NEWS | June 29, 2022

Alpha Company, 429th Soldiers train at Camp Dodge, Iowa

By A.J. Coyne | Virginia National Guard Public Affairs

More than 30 Virginia National Guard Soldiers assigned to the South Boston-based Alpha Company, 429th Brigade Support Battalion, 116th Infantry Brigade Combat Team traveled to Camp Dodge, Iowa, to conduct annual training June 5-18, 2022, at the Army National Guard Sustainment Training Center.

“Alpha Company is a traditional logistics company. We supply fuel, water and ammo,” explained Capt. Demetrius Hollis, Alpha Company commander. “Camp Dodge allows Soldiers to train specifically on their military occupational specialties and that’s something Soldiers have been asking for.”

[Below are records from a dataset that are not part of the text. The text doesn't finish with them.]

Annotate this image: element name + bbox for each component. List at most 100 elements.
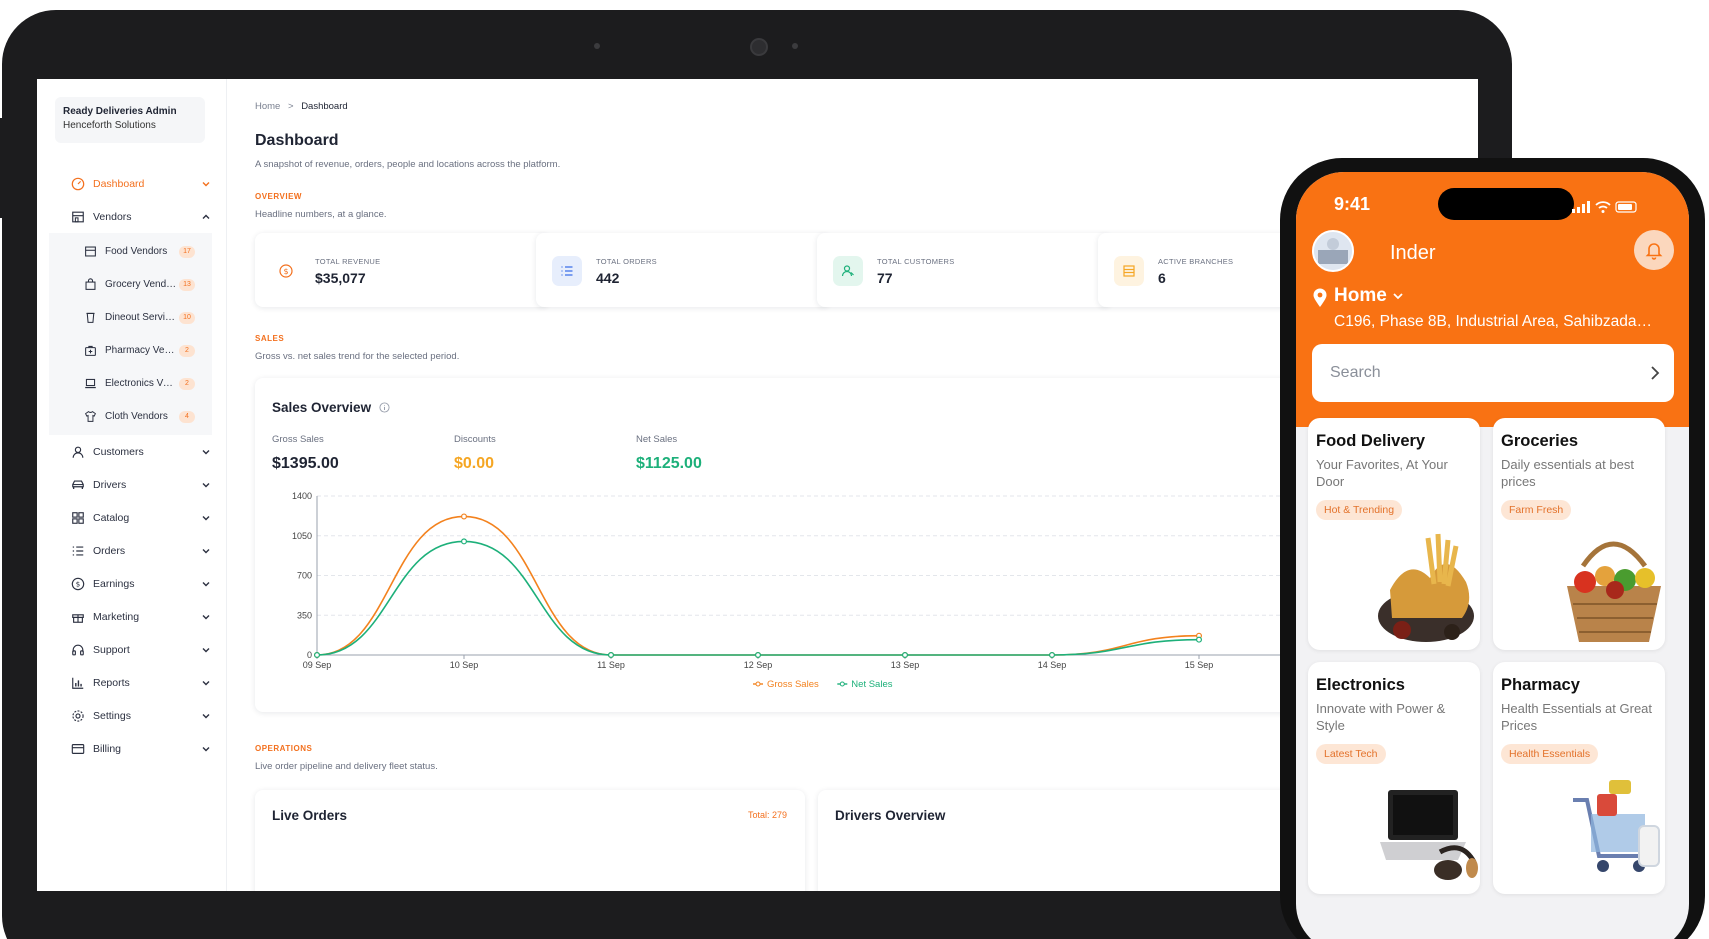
tile-title: Pharmacy	[1501, 676, 1580, 694]
breadcrumb: Home > Dashboard	[255, 101, 348, 112]
sidebar-item-reports[interactable]: Reports	[37, 666, 227, 699]
live-orders-card: Live Orders Total: 279	[255, 790, 805, 891]
data-point	[901, 652, 908, 659]
chevron-down-icon	[202, 647, 210, 652]
gear-icon	[72, 709, 84, 722]
data-point	[461, 538, 468, 545]
chevron-down-icon	[202, 680, 210, 685]
stat-value: 442	[596, 270, 620, 286]
tile-badge: Health Essentials	[1501, 744, 1599, 764]
sidebar-item-label: Marketing	[93, 610, 140, 623]
sidebar-item-customers[interactable]: Customers	[37, 435, 227, 468]
sidebar-item-support[interactable]: Support	[37, 633, 227, 666]
sidebar-item-label: Orders	[93, 544, 126, 557]
store-icon	[85, 246, 96, 257]
svg-text:$: $	[76, 580, 80, 588]
x-tick-label: 12 Sep	[744, 660, 773, 670]
sidebar-subitem-dineout-services[interactable]: Dineout Services 10	[49, 301, 212, 334]
section-sub-operations: Live order pipeline and delivery fleet s…	[255, 761, 438, 772]
sidebar-subitem-label: Cloth Vendors	[105, 411, 168, 422]
count-badge: 4	[179, 410, 195, 423]
data-point	[313, 652, 320, 659]
sidebar-subitem-cloth-vendors[interactable]: Cloth Vendors 4	[49, 400, 212, 433]
category-tile-food-delivery[interactable]: Food Delivery Your Favorites, At Your Do…	[1308, 418, 1480, 650]
sidebar-subitem-grocery-vendors[interactable]: Grocery Vendors 13	[49, 268, 212, 301]
search-placeholder: Search	[1330, 364, 1381, 381]
sidebar-item-catalog[interactable]: Catalog	[37, 501, 227, 534]
breadcrumb-separator: >	[287, 101, 294, 112]
camera-icon	[750, 38, 768, 56]
sidebar-item-drivers[interactable]: Drivers	[37, 468, 227, 501]
phone-screen: 9:41 Inder Home C196, Phase 8B, Industri…	[1296, 172, 1689, 939]
chevron-down-icon	[202, 581, 210, 586]
sidebar-item-orders[interactable]: Orders	[37, 534, 227, 567]
tile-badge: Latest Tech	[1316, 744, 1386, 764]
org-title: Ready Deliveries Admin	[63, 106, 177, 117]
avatar[interactable]	[1312, 230, 1354, 272]
stat-card-total-orders[interactable]: TOTAL ORDERS 442	[536, 233, 830, 307]
dynamic-island	[1438, 188, 1574, 220]
svg-text:$: $	[283, 267, 288, 276]
section-sub-overview: Headline numbers, at a glance.	[255, 209, 387, 220]
stat-value: 77	[877, 270, 893, 286]
shirt-icon	[85, 411, 96, 422]
grocery-basket-image	[1567, 541, 1661, 642]
breadcrumb-current: Dashboard	[301, 101, 348, 112]
y-tick-label: 0	[307, 650, 312, 660]
shopping-bag-icon	[85, 278, 96, 290]
notification-bell-button[interactable]	[1634, 230, 1674, 270]
laptop-icon	[85, 378, 96, 389]
legend-marker	[839, 681, 845, 687]
org-switcher[interactable]: Ready Deliveries Admin Henceforth Soluti…	[55, 97, 205, 143]
breadcrumb-home[interactable]: Home	[255, 101, 280, 112]
sidebar-subitem-label: Pharmacy Vendors	[105, 345, 177, 356]
sidebar-item-label: Reports	[93, 676, 130, 689]
sales-line-chart: 0 350 700 1050 1400 09 Sep 10 Sep 11 Sep 12 Sep 1…	[292, 491, 1435, 690]
category-tile-electronics[interactable]: Electronics Innovate with Power & Style …	[1308, 662, 1480, 894]
section-label-sales: SALES	[255, 334, 285, 343]
sidebar-item-marketing[interactable]: Marketing	[37, 600, 227, 633]
user-name: Inder	[1390, 242, 1436, 264]
tile-subtitle: Daily essentials at best prices	[1501, 457, 1634, 489]
sidebar-subitem-food-vendors[interactable]: Food Vendors 17	[49, 235, 212, 268]
pharmacy-cart-image	[1573, 780, 1660, 872]
x-tick-label: 10 Sep	[450, 660, 479, 670]
location-selector[interactable]: Home	[1334, 285, 1404, 307]
list-icon	[72, 545, 84, 556]
location-pin-icon	[1313, 288, 1327, 307]
legend-marker	[755, 681, 761, 687]
category-tile-groceries[interactable]: Groceries Daily essentials at best price…	[1493, 418, 1665, 650]
sidebar-item-settings[interactable]: Settings	[37, 699, 227, 732]
chevron-down-icon	[202, 449, 210, 454]
vendors-submenu: Food Vendors 17 Grocery Vendors 13 Dineo…	[49, 233, 212, 435]
sidebar-item-earnings[interactable]: $ Earnings	[37, 567, 227, 600]
x-tick-label: 11 Sep	[597, 660, 625, 670]
laptop-headphones-image	[1380, 790, 1478, 880]
chevron-down-icon	[202, 181, 210, 186]
chevron-right-icon	[1651, 366, 1660, 380]
x-tick-label: 09 Sep	[303, 660, 332, 670]
sidebar-item-vendors[interactable]: Vendors	[37, 200, 227, 233]
chevron-down-icon	[202, 548, 210, 553]
sidebar-subitem-pharmacy-vendors[interactable]: Pharmacy Vendors 2	[49, 334, 212, 367]
tile-badge: Hot & Trending	[1316, 500, 1403, 520]
y-tick-label: 1400	[292, 491, 312, 501]
sidebar-item-billing[interactable]: Billing	[37, 732, 227, 765]
live-orders-total: Total: 279	[747, 810, 787, 820]
cup-icon	[86, 312, 95, 323]
data-point	[608, 652, 615, 659]
y-tick-label: 700	[297, 571, 312, 581]
sensor-dot	[792, 43, 798, 49]
stat-label: ACTIVE BRANCHES	[1158, 257, 1234, 266]
category-tile-pharmacy[interactable]: Pharmacy Health Essentials at Great Pric…	[1493, 662, 1665, 894]
sidebar-subitem-electronics-vendors[interactable]: Electronics Vendors 2	[49, 367, 212, 400]
sidebar-item-dashboard[interactable]: Dashboard	[37, 167, 227, 200]
drivers-overview-title: Drivers Overview	[835, 808, 946, 823]
stat-card-total-revenue[interactable]: $ TOTAL REVENUE $35,077	[255, 233, 549, 307]
stage: Ready Deliveries Admin Henceforth Soluti…	[0, 0, 1709, 939]
search-input[interactable]: Search	[1312, 344, 1674, 402]
store-icon	[72, 211, 84, 222]
stat-value: $35,077	[315, 270, 366, 286]
data-point	[1048, 652, 1055, 659]
stat-card-total-customers[interactable]: TOTAL CUSTOMERS 77	[817, 233, 1111, 307]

“We’re so accustomed to going to Fort Pickett, this is a great opportunity to get away,” said 1st Sgt. Otis Brown. “We do great training there but this puts them in a different environment.”

In addition to a headquarters element, Alpha Company includes a transportation platoon capable of moving and delivering logistics packages, a water and fuel platoon, and a platoon capable of manning supply support activities.

Hollis, who was been in command for 24 months, said one of the biggest gripes from Soldiers is that they’re not able to do their specific job at home station.

“We’ll go to Fort Pickett and they’ll fire their weapons or go through certain types of training but they won’t get to learn their specific MOS,” he said. “At Camp Dodge they’re given the chance to train. The supply folks are here, the water dogs are on a mission, the 88Ms are given the chance to get on the road and they’re moving equipment from point A to point B, and Soldiers are here learning how to dispatch vehicles. Everyone’s getting a chance to train.” 

“This is a great experience not only for the new Soldiers but also for the experienced ones,” Brown said. “We all can learn something new and we’ve learned a lot we can take home.”

While Fort Pickett provides great training opportunities, traveling to an unfamiliar location tests the unit in ways training in Virginia can’t.

“At Fort Pickett you know where everything is,” Hollis said. “Here, there’s that fear of the unknown and when there’s that fear, they pay more attention, they want to do a good job. Everyone is on their A game. They know they’re going to come out better Soldiers when they come out of this.”

One major difference is that when the unit travels to MTC they are often staying in the field.

“We’re pitching tents and pulling security,” explained Spc. Jacob Hughes, a Motor transport operator. “Here it’s more admin and performing missions. It’s the most amazing, helpful thing.”

“I like coming to different places, because at Pickett we’re in the field,” said Spc. Chuck Onuegbu, an ammunition specialist from Charlottesville, who has been in the unit for six years. “Here, I can do my job and focus on that, then go back to the barracks and come back the next day and do my job. In this environment I’m doing better with the things I was rushing with paperwork wise, which forms to fill out. It’s been a solid learning experience.”

It’s not just the location that provided a great training opportunity but also the STC staff and their methods.

“The staff here is watching you and giving you feedback in real time,” Hollis said. “Sometimes they’ll let you do the wrong thing over and over to see if you’ll adjust. Sometimes they’ll see if you can think on your own. They’ve been great to work with.”

“The staff here has been outstanding,” Hughes agreed. “If we mess up, they’ll show us the correct way to do it in a manner that’s effective. They’ll show us how to do everything but they won’t micromanage it. They don’t step in and do it themselves. They let you do it and experience it until you can do it 100% on your own.”

Spc. Allie Champion has only been in the unit for a year but this experience was very different for her compared to last year’s annual training.

“Coming here has given me the opportunity to learn my job and see what it’s like in an actual Army atmosphere,” the ammunition and stock accounting specialist said. “We’re learning so much from our instructor. It’s very enlightening for me.”

Because a number of the unit’s Soldiers were asked to deploy with other Virginia Army National Guard units over the past year, many of Alpha Company’s Soldiers had to step up and fill positions they wouldn’t normally fill and perform duties they wouldn’t normally perform, Hollis explained.

“Here, I’m in charge of more so I’m pushed out of my comfort zone,” Hughes said. “You never learn anything if you’re comfortable. I think coming here is a big step for me and a lot of the Soldiers. Coming here has been pretty phenomenal.”

With a number of Soldiers deployed and a number of younger Soldiers in the unit, the training also provided an opportunity to bring an already tight-knit unit even closer together.

“There are a lot of new people in the unit in the last few months,” said Spc. Kimberly Jackson, a water treatment specialist who has served in the unit for more than 10 years. “AT really gives you a chance to get more comfortable and get to know everyone.”

“The people in this unit are phenomenal,” Hughes, who has been in the unit since 2018, said. “We’re all a family. We all have a life outside of this but we’re all interested in each other’s lives. You need that kind of camaraderie to work efficiently and perform your best.”